Prof Mortiboys has developed a method for using cells derived from people with Parkinson’s to investigate drugs that may be able to slow progression. She is able to take a small skin biopsy from the forearm of donors and, in the lab, reprogramme these into stem cells – special human cells that have the ability to develop into other types of cells. From here, the team in Sheffield can produce dopamine neurons, the type of cell affected in Parkinson’s. This system could be more representative than traditional preclinical models as the cells come directly from people with Parkinson’s.
Our team has found that these dopamine neurons from people with Parkinson’s show abnormalities in the pathways affected in Parkinson’s without any additional toxins. This is really crucial as the cells are not further artificially modulated. We are super excited about this study testing the iLCT compounds in this model.”

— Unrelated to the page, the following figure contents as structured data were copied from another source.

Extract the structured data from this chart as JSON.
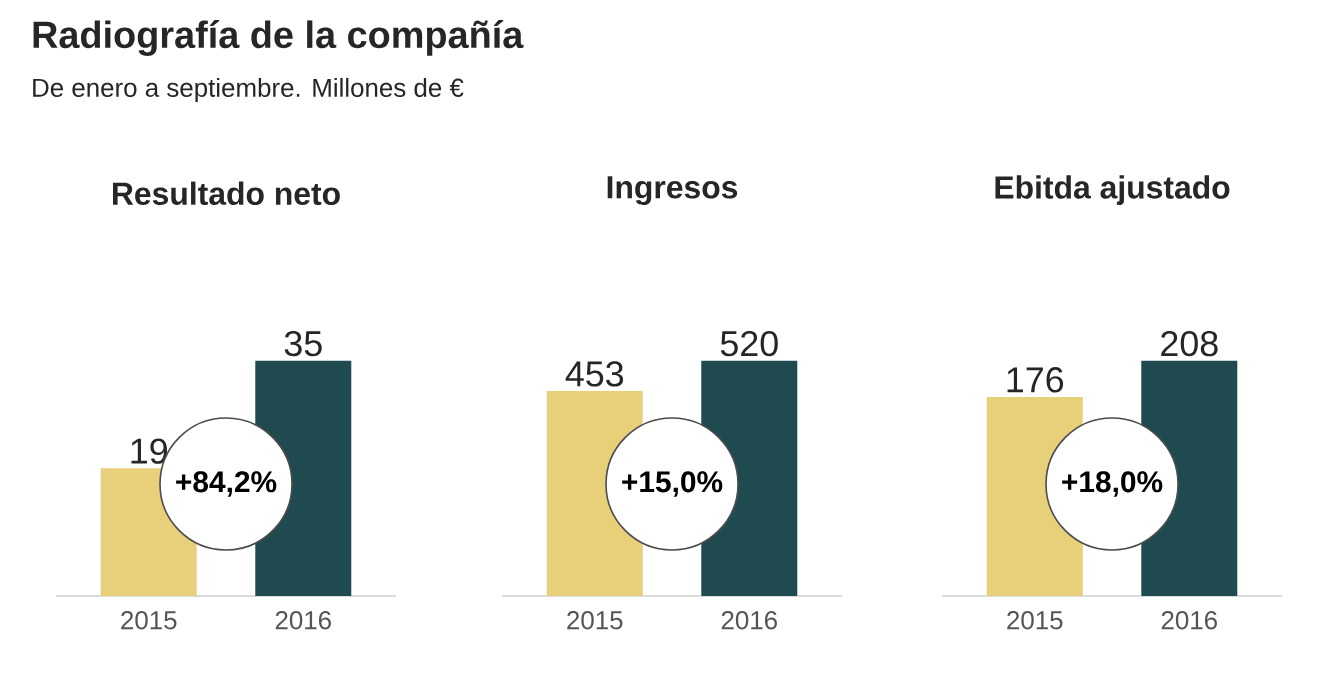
{
  "chart_data": [
    {
      "type": "other",
      "title": "Radiografía de la compañía",
      "subtitle": "De enero a septiembre. Millones de €"
    },
    {
      "type": "bar",
      "title": "Resultado neto",
      "categories": [
        "2015",
        "2016"
      ],
      "values": [
        19,
        35
      ],
      "colors": [
        "#e8cf7a",
        "#1f4a50"
      ],
      "data_labels": true,
      "annotations": [
        "+84,2%"
      ]
    },
    {
      "type": "bar",
      "title": "Ingresos",
      "categories": [
        "2015",
        "2016"
      ],
      "values": [
        453,
        520
      ],
      "colors": [
        "#e8cf7a",
        "#1f4a50"
      ],
      "data_labels": true,
      "annotations": [
        "+15,0%"
      ]
    },
    {
      "type": "bar",
      "title": "Ebitda ajustado",
      "categories": [
        "2015",
        "2016"
      ],
      "values": [
        176,
        208
      ],
      "colors": [
        "#e8cf7a",
        "#1f4a50"
      ],
      "data_labels": true,
      "annotations": [
        "+18,0%"
      ]
    }
  ]
}
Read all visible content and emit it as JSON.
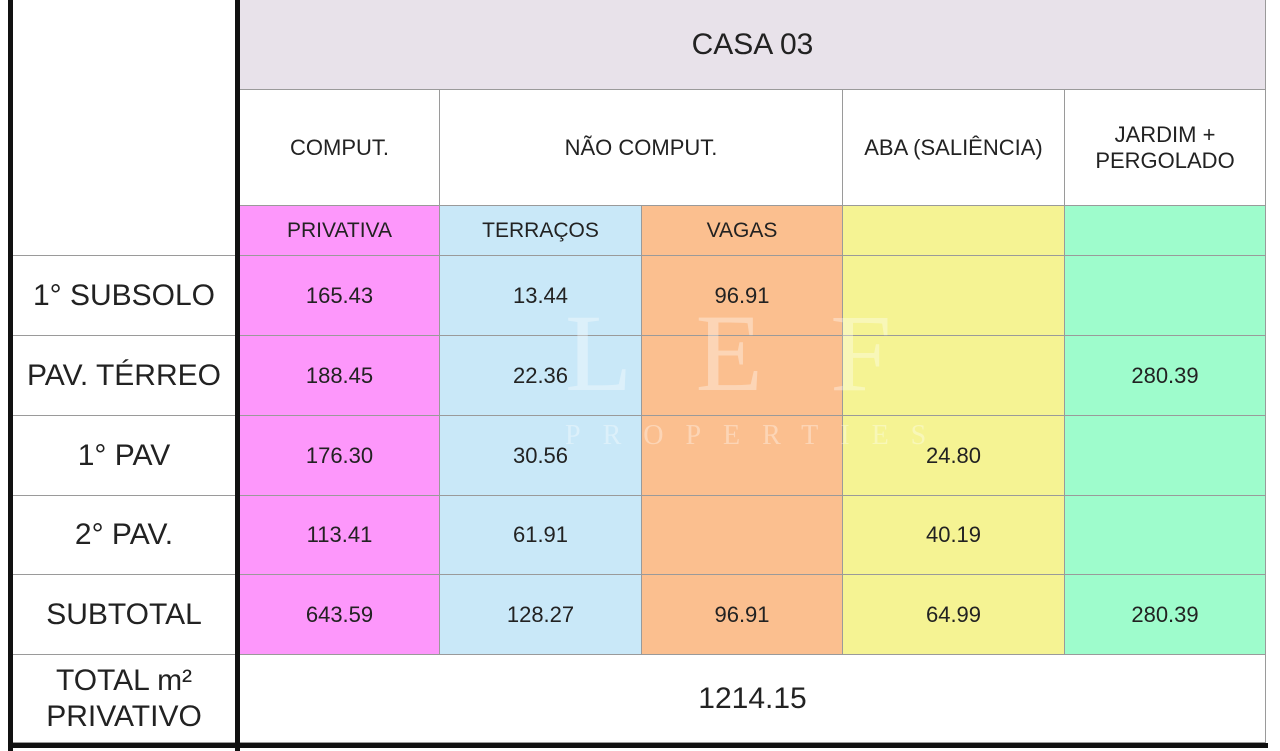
{
  "header": {
    "title": "CASA 03"
  },
  "columns": [
    "COMPUT.",
    "NÃO COMPUT.",
    "ABA (SALIÊNCIA)",
    "JARDIM + PERGOLADO"
  ],
  "subcolumns": [
    "PRIVATIVA",
    "TERRAÇOS",
    "VAGAS"
  ],
  "rows": [
    {
      "label": "1° SUBSOLO",
      "cells": [
        "165.43",
        "13.44",
        "96.91",
        null,
        null
      ]
    },
    {
      "label": "PAV. TÉRREO",
      "cells": [
        "188.45",
        "22.36",
        null,
        null,
        "280.39"
      ]
    },
    {
      "label": "1° PAV",
      "cells": [
        "176.30",
        "30.56",
        null,
        "24.80",
        null
      ]
    },
    {
      "label": "2° PAV.",
      "cells": [
        "113.41",
        "61.91",
        null,
        "40.19",
        null
      ]
    },
    {
      "label": "SUBTOTAL",
      "cells": [
        "643.59",
        "128.27",
        "96.91",
        "64.99",
        "280.39"
      ]
    }
  ],
  "total": {
    "label": "TOTAL m² PRIVATIVO",
    "value": "1214.15"
  },
  "watermark": {
    "brand": "L E F",
    "tagline": "PROPERTIES"
  }
}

Prof Heather Mortiboys, University of Sheffield
The results of this study aim to de-risk drugs that are candidates for clinical trials by improving our understanding of how they work and who they might be suitable for. This is particularly important in the context of the global effort to set up multi-arm, multi-stage (MAMS) clinical trials, where several drugs are tested in unison. During the trial, drugs are assessed for their efficacy (effect) at pre-specified time points and if found not to reach their target, the drug is replaced with an alternative.
Cure Parkinson’s looks forward to receiving an update on the project in Spring 2025.